The primary focus of the review was the Act, however, it has necessarily brough to the fore issues around the Act’s associated Aboriginal Heritage Regulations 2018 (Regulations) and the Geographic Place Names Act 1998. Council will consider this work later in 2021.

Council’s Legislative Review and Regulatory Functions Committee (LRRFC) has overseen the development of Council’s proposals for legislative reform. Through release of the Discussion Paper in mid-2020, followed by comprehensive community consultation and rigorous review of submissions in late 2020, it has developed these proposals informed by policy and community perspectives.

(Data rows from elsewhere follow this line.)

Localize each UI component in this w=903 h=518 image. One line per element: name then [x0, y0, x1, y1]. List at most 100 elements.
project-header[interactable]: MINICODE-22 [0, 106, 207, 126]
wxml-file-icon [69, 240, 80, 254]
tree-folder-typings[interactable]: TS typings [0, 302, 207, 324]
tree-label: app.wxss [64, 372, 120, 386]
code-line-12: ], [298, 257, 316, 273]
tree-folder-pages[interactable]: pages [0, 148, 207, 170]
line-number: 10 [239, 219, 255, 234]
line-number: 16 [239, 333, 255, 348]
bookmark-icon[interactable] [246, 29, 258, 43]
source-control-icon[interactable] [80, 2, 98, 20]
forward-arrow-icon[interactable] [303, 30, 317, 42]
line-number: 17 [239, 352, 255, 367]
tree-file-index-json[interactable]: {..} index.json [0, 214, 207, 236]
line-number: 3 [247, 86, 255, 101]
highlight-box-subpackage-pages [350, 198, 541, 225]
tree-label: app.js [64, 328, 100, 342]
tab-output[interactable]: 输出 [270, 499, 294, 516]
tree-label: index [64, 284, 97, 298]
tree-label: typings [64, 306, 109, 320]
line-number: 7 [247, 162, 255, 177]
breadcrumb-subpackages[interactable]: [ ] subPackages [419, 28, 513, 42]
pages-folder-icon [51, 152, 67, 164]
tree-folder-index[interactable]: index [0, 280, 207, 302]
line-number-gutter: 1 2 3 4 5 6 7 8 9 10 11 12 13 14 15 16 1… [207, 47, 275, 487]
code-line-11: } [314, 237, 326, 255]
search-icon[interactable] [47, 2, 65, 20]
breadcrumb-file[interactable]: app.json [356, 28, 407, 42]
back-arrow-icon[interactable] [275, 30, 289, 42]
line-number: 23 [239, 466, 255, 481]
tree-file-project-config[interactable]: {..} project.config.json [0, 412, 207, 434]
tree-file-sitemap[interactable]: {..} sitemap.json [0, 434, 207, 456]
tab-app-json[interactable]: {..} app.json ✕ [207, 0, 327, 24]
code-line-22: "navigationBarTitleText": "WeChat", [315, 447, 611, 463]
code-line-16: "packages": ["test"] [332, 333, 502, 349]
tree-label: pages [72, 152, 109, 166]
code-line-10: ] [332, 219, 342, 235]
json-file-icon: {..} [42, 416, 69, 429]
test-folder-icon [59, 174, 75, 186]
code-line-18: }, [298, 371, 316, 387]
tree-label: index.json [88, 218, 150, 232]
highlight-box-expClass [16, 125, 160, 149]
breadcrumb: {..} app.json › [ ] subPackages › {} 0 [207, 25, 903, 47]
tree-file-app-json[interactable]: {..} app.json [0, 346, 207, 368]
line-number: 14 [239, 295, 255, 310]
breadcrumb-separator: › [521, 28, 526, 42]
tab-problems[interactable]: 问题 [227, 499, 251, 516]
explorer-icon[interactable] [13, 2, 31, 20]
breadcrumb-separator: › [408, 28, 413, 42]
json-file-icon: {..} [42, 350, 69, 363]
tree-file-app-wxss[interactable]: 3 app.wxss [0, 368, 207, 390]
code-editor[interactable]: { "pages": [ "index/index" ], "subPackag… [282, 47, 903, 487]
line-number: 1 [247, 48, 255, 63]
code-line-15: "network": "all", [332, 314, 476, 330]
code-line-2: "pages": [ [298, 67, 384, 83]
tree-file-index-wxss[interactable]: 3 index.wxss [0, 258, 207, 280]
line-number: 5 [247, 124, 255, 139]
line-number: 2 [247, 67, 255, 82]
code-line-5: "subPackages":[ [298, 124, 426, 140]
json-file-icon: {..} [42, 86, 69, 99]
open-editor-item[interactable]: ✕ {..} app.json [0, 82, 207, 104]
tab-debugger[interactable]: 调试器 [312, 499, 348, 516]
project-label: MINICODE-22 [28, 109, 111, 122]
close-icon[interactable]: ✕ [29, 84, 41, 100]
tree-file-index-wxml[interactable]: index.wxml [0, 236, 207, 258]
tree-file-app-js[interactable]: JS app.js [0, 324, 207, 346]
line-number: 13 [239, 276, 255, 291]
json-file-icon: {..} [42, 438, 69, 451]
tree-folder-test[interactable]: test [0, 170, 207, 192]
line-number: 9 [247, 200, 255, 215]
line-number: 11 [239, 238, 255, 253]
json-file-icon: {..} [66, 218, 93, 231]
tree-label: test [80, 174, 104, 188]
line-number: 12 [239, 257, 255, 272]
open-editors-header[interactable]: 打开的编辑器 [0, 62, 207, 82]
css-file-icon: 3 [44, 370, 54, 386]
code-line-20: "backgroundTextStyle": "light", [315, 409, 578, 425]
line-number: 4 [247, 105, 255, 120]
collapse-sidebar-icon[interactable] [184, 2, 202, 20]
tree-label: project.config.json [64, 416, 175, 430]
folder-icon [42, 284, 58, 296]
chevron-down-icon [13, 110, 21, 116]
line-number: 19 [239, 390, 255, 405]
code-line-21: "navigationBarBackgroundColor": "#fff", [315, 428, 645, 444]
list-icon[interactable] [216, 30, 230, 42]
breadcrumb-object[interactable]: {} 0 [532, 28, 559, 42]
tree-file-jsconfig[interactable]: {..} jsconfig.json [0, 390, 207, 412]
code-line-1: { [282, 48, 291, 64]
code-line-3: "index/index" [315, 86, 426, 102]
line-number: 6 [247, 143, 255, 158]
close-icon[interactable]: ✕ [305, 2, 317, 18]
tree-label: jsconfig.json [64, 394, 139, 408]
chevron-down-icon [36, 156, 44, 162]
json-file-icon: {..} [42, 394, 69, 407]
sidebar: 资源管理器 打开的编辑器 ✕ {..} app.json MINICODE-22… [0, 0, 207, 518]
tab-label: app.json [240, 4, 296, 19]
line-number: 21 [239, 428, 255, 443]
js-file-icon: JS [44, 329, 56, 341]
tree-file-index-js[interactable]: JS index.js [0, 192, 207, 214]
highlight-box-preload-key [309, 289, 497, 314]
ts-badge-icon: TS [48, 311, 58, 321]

In September 2020, the Heritage Chairs of Australia and New Zealand welcomed and supported Dhawura Ngilan: A vision for Aboriginal and Torres Strait Islander heritage in Australia. Council’s contribution to the Vision, in the development of the Best Practice Standards in Indigenous Cultural Heritage management and legislation, meant that Victorian Traditional Owner voices were heard on a national level.

The proposed suite of reforms are planned to be introduced in early-mid 2021. By this time, during the life of the current Parliament, it will be five years after the 2016 amendments to the Act and fifteen years since the Act came into existence.

Council’s ambition for the proposals is that, through incorporating a benchmarked, national set of Best Practice Standards into Victoria’s own legislation, whilst fully realising the Declaration, Victoria’s Aboriginal Cultural Heritage legislative can set a benchmark at both national and international levels.